Parallel Tool Calls
Allow the model to emit several independent tool calls in one assistant turn; the host executes them in parallel.
Intent & Description
🎯 Intent
Allow the model to emit several independent tool calls in one assistant turn; the host executes them in parallel.
📋 Context
A tool-using agent is on a task where the next step naturally splits into several independent lookups or actions — fetch three records from different tables, read four files, query two APIs that have nothing to do with each other. The provider’s chat API supports a single assistant turn that contains more than one tool call, and the model is capable of identifying these independent calls in one breath rather than thinking step by step.
💡 Solution
The provider’s API allows the assistant turn to contain multiple tool calls. The host fans them out concurrently (with bounded concurrency and rate-limit handling). Results return as multiple tool messages; the next assistant turn sees all of them.
Real-world Use Case
- The model frequently issues multiple independent tool calls per turn.
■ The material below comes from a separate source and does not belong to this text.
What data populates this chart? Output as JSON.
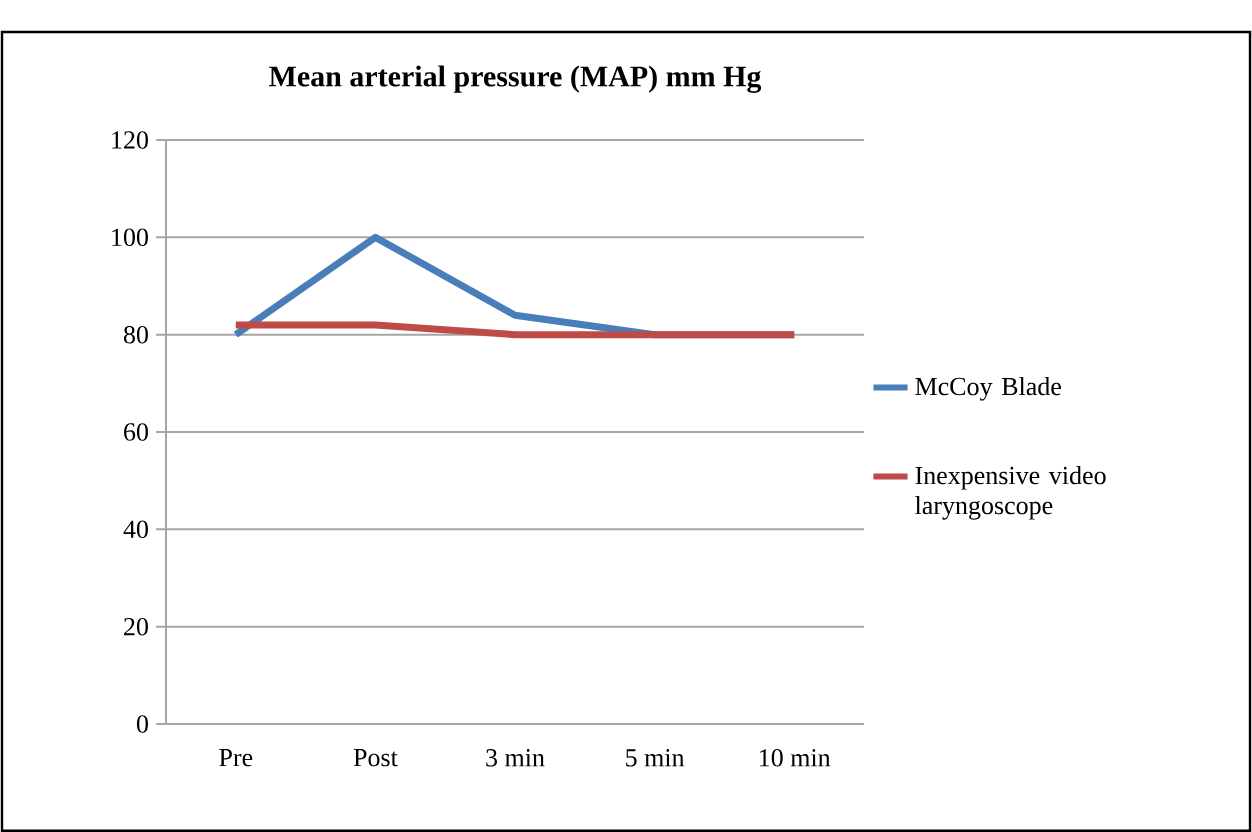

- The provider’s API supports multiple tool calls in one assistant message.
- The host can fan out concurrent calls with bounded concurrency and rate-limit handling.
Source
Advantages
- Lower wall-clock latency on parallelisable steps.
- Simpler than full DAG planning.
Disadvantages
- Provider-specific behaviour.
- Host concurrency control complexity.
- Silent correctness bugs when accidentally-dependent calls are parallelised.